Mes liens avec Marguerite Duras ont toujours été compliqués. Après un premier roman, Une Barrage contre le Pacifique, qui m'a tout simplement laissé indifférent, j'ai adoré la pièce de théâtre Savannah Bay, puis littéralement détesté Moderato Cantabile.
Autant dire que je ne savais pas trop à quoi m'attendre en entamant cette quatrième lecture.
Nous sommes en Espagne. Pierre et sa femme Maria vont en vacances avec leur fille Judith. Mais un orage les oblige à faire une étape dans une petite ville dont nous ne connaîtrons jamais le nom (sauf erreur de ma part).
Bien entendu, selon un procédé littéraire bien connu, l'orage en question représente la tempête sentimentale traversée par Maria, dont nous suivrons le point de vue tout au long du roman. Une tempête qui a trois raisons principales.
Tout d'abord, la petite famille est accompagnée dans ce voyage par Claire. Pour quelle raison est-elle là, nous ne le savons pas vraiment. Amie de la famille ? Nounou de Judith ? On n'en sait trop rien, et ce n'est pas cela qui intéresse Duras. Non, le plus important, c'est ce que Claire est en train de devenir sous les yeux de Maria : la maîtresse de Pierre. La mère de famille assiste petit à petit au rapprochement de son mari avec cette femme plus jeune, plus désirable (et moins alcoolisée, on y reviendra plus tard).
Ce qui est surprenant, c'est que Maria assiste à cela avec une sorte de détachement apparent. On croirait même, à certains moments, qu'elle se retire pour ne pas les déranger, et qu'elle leur donne des occasions d'être seuls ensemble.
Malgré cela, nous ne pouvons absolument pas parler d'un triangle amoureux ici. Tout simplement parce qu'entre Pierre et Maria, il n'y a rien. Mais rien du tout. Que ce soit sur le plan sentimental ou physique, c'est le vide absolu de leurs relations. Ce qui peut sans doute expliquer le détachement avec lequel Maria regarde son mari partir avec quelqu'un d'autre. Comme si elle avait l'impression de quand même maîtriser cela. Comme si, puisque cela se fait sous ses yeux, c'était moins grave.

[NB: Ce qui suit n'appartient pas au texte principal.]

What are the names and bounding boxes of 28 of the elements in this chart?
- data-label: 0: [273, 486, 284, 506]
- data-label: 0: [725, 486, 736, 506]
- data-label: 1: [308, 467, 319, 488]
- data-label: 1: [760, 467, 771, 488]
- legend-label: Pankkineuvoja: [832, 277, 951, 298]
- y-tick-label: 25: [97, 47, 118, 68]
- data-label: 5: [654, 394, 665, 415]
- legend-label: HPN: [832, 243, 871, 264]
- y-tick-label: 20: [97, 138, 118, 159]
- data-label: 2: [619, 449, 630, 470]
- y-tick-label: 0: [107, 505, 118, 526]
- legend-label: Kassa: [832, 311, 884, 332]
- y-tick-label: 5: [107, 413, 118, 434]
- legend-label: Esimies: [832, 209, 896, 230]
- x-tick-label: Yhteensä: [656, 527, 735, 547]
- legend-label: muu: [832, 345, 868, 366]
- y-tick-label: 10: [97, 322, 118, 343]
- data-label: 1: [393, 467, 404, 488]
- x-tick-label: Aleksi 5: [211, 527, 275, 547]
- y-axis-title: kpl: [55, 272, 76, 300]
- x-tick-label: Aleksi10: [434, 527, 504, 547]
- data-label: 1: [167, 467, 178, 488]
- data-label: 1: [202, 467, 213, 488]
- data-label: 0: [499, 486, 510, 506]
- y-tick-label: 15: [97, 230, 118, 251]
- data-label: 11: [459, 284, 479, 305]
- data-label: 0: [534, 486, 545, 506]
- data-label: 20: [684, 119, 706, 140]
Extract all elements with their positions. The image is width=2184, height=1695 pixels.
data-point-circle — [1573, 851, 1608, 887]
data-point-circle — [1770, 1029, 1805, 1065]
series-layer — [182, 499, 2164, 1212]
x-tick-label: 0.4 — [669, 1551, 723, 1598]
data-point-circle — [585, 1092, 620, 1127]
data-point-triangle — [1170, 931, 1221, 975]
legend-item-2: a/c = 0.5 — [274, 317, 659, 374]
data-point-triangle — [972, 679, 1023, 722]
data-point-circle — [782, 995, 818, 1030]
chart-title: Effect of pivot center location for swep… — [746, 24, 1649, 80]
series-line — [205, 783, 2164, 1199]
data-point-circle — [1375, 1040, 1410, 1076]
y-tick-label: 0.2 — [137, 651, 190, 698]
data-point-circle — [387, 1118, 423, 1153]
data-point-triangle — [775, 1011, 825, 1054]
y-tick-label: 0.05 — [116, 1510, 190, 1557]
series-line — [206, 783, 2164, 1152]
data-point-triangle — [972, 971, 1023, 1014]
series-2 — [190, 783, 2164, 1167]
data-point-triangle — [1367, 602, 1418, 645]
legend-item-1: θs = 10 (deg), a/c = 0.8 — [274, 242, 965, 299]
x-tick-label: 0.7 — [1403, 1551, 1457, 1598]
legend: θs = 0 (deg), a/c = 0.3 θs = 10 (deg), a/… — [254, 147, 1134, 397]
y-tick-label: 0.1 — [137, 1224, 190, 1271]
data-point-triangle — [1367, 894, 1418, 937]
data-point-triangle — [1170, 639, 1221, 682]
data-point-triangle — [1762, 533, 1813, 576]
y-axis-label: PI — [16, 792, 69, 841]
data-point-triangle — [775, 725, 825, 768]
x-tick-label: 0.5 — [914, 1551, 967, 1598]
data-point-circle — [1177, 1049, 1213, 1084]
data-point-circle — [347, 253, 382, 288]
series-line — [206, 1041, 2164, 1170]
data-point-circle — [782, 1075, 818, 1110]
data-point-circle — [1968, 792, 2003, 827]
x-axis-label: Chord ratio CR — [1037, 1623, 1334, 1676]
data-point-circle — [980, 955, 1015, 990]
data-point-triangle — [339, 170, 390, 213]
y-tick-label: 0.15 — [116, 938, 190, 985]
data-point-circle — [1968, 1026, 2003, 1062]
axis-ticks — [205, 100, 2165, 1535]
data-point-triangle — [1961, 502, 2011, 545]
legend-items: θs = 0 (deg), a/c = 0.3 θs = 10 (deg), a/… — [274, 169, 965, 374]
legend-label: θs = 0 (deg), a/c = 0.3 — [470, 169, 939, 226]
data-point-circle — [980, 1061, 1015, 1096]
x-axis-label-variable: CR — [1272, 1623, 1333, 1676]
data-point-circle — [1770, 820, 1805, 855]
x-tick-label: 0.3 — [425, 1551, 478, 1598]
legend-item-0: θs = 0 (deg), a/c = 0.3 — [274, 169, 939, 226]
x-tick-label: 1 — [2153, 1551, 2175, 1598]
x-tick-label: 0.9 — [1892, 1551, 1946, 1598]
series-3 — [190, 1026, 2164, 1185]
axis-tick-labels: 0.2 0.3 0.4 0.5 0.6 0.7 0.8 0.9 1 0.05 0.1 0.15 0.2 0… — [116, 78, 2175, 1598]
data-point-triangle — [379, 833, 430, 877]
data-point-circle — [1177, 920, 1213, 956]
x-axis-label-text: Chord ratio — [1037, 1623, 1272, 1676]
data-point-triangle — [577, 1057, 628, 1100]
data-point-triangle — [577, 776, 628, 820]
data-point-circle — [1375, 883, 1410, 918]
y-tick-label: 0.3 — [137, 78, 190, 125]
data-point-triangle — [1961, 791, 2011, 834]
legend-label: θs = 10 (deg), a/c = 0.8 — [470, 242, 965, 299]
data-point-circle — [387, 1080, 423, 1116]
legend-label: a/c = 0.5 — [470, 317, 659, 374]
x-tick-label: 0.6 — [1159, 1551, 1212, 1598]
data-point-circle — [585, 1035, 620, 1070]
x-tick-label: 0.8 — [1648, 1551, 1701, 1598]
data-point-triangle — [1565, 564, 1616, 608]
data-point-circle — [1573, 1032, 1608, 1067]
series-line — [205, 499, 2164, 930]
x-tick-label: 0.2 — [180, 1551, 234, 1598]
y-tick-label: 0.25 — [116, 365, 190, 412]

Dans tous les cas, on a franchement l'impression que Maria n'a pas trop les pieds sur terre. Elle paraît complètement détachée de la réalité, comme si elle voyait tout cela à travers un brouillard.
C'est là qu'intervient l'alcool, deuxième facteur orageux du roman. Maria n'est généralement pas un personnage actif. L'action principale qu'elle accomplit durant le roman, c'est de picoler. Malgré les nombreux reproches de son mari, elle passe son temps à se saouler. Et l'écriture de Duras parvient très bien à rendre ce brouillard éthylique qui entoure constamment Maria, au point qu'elle semble vivre loin de ce monde.
Et peut-être est-ce là l'objectif. Peut-être l'alcool fait-il fonction d'antalgique, voire de produit anesthésiant. Là aussi, le thème n'a rien de nouveau, mais c'est l'écriture qui permet de nous le rendre vivant. Duras emploie des phrases simples, qui, prises séparément, n'ont généralement rien d'extraordinaire, mais mises les unes à la suite des autres elles font des descriptions de toute beauté. Elles parviennent surtout à nous plonger dans l'esprit de Maria : nous avons tout au long du roman cette impression paradoxale d'une grande lucidité conjugale mêlée à une absence de prise au monde.
Du coup, séparée du monde réel, Maria devient absolument imprévisible. Et c'est là qu'intervient le troisième élément orageux du roman.
Dans cette petite ville espagnole, un homme a assassiné sa femme et l'amant de celle-ci. Le criminel, recherché par la police, est soutenu par la population locale et fait beaucoup penser aux bandits magnifiques et romantiques que l'on peut croiser dans les nouvelles corses de Mérimée. Et, confondant volontiers réalité et fiction, Maria va succomber à ce charme tout droit sorti de son imaginaire. Elle va s'amouracher de ce sombre inconnu, ou plutôt de l'image qu'elle s'en fera dans son esprit malade, et, bousculée par ses hormones, va se mettre en quête du tueur.
Avec tout cela, Duras avait la possibilité de faire une œuvre banale à l'eau de rose, mais elle parvient à déjouer pas mal des pièges tendus sur sa route. L'ensemble est, certes, assez étrange : il faut accepter le point de départ, c'est-à-dire cette idée qu'une femme va regarder son couple se défaire sous ses yeux. Mais en jouant sur les non-dits, la romancière parvient à faire une belle œuvre sensible et surprenante.